Colloque scientifique de la Fondation Ali Yata

«Les disparités spatiales et le sentiment national marocain»

La fondation Ali Yata organise ce samedi 28 octobre 2017 à Rabat une rencontre scientifique sur un des thèmes d’actualité les plus débattus : «Les disparités spatiales et le sentiment national marocain», avec la participation d’éminents chercheurs et intellectuels représentants divers horizons de la pensée et de la recherche scientifique. Cette rencontre aura lieu à la salle des conférences de la Bibliothèque nationale du Royaume à Rabat.

Note de présentation

Tout au long de l’histoire du Maroc, unissait les Marocains l’appartenance à la même foi, appuyée par le pouvoir de l’Imam que matérialise Imarat Al Mouminine (commanderie des croyants). Cette dimension politico-religieuse était liée à l’Ijtihad du Fiqh, fondé dans l’ensemble sur le rite malékite, qui a contribué pour sa part à la naissance d’un sentiment d’une sorte d’harmonie et d’un réseau «virtuel» de la nation dans son sens «laïc» civil, qui s’ajoute à son acception religieuse. Pour sa part, la résistance à l’intrus étranger et aux tentatives de domination ibérique et turco-ottomane, aux 16e et 17e  siècle, a renforcé davantage ce sentiment.
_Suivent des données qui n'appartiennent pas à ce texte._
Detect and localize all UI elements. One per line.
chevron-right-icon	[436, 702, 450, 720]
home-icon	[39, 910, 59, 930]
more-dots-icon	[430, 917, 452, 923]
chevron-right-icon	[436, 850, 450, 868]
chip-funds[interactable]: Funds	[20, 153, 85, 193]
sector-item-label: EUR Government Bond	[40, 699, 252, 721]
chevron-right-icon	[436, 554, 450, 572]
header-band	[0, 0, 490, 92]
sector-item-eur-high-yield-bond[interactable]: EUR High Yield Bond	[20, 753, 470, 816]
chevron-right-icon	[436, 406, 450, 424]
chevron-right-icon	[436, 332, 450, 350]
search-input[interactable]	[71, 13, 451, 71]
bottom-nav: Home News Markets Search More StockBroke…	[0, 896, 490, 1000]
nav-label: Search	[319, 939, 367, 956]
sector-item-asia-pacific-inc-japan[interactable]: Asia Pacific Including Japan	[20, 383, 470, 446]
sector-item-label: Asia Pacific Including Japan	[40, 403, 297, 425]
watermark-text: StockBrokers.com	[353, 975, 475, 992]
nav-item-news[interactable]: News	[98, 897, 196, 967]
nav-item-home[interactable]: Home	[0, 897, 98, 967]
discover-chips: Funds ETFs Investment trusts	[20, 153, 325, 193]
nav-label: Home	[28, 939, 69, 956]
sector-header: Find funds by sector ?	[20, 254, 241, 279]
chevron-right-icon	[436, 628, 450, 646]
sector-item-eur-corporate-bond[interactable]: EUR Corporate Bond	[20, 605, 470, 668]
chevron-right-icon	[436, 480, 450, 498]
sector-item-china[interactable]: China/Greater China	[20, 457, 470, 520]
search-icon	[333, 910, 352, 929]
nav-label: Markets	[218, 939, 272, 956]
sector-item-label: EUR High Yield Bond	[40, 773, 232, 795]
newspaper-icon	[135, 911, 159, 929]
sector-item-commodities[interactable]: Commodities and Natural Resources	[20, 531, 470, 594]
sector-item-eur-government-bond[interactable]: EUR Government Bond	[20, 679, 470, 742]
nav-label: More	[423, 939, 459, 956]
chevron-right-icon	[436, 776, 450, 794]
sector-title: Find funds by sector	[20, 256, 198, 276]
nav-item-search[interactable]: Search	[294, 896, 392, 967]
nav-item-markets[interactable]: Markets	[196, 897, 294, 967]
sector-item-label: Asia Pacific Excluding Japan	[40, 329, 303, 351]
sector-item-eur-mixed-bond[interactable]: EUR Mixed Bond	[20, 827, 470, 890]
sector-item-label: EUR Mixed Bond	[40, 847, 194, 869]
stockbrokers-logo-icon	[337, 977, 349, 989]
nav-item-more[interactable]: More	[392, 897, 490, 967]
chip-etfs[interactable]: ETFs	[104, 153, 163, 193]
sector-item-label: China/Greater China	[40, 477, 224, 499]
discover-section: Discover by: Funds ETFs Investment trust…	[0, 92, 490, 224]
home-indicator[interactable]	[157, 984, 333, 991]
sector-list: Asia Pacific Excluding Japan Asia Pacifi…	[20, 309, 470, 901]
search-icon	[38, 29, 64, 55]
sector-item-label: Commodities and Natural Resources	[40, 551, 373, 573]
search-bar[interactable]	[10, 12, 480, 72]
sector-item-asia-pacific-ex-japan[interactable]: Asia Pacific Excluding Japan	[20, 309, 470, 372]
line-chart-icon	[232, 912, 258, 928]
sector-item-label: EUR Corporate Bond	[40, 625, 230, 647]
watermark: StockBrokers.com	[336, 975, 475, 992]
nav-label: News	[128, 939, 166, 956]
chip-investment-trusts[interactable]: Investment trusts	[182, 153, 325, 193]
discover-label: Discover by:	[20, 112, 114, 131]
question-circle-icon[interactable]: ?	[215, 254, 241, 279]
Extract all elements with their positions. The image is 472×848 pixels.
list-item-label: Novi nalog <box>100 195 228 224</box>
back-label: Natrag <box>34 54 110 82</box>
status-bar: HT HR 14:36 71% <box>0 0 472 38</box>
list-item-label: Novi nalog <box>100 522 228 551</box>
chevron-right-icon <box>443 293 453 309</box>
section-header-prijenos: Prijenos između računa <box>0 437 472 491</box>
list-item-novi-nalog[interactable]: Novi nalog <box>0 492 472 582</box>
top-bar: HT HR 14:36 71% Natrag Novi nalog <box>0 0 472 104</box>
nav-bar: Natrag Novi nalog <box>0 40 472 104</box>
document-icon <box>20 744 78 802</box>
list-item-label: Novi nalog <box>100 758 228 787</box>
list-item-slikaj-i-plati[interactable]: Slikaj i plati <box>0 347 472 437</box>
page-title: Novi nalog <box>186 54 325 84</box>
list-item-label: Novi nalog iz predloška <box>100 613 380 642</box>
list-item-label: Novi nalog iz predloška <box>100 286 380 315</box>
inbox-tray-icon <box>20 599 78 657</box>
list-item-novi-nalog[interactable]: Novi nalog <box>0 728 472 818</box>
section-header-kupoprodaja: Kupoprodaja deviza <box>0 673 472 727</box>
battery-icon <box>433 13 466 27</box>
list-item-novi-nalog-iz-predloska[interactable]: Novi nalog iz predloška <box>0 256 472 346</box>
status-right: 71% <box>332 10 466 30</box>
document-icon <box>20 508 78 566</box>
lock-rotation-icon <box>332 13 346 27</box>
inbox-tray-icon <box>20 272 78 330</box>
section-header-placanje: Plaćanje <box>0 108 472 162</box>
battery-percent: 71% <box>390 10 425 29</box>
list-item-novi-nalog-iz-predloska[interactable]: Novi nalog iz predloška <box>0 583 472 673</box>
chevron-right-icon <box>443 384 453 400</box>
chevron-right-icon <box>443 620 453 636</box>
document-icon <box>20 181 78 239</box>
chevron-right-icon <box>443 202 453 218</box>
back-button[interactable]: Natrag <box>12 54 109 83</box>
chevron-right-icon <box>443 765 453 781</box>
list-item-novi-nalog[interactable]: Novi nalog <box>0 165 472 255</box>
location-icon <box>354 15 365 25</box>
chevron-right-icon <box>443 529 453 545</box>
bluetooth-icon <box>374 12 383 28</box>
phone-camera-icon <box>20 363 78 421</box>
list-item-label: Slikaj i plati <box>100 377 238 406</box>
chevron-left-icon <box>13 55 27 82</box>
Il en est aussi de la résistance aux tentatives colonialistes franco-espagnoles depuis la fin du 19e siècle et le début du 20e siècle, qui n’a fait que renforcer davantage ce sentiment. L’élément économique n’est pas en reste dans tout cela, puisque les échanges commerciaux au Maroc avant l’époque capitaliste jouaient un rôle fondamental dans le rapprochement entre les Marocains, en dépit des différences ethniques, culturelles, régionales et linguistiques qui existent entre eux. Tout cela a constitué une sorte de noyau pour la naissance du sentiment national et nationaliste.

L’intervention colonialiste franco-espagnole précitée a abouti au morcellement du territoire national en trois zones principales : la zone internationale de Tanger et son Fahs, la zone soumise au protectorat espagnol dans l’extrême nord du pays et dans son Sud-Ouest (Tarfaya, Sidi Ifni, Saqia Hamra et région Dakhla-Oued Dahab) et enfin, la zone placée sous protectorat français. Il en a résulté aussi une différenciation administrative et surtout une domination des modes de production capitalistes avec lesquels l’économie fondée sur la monnaie dominait toutes les sphères de la vie quotidienne.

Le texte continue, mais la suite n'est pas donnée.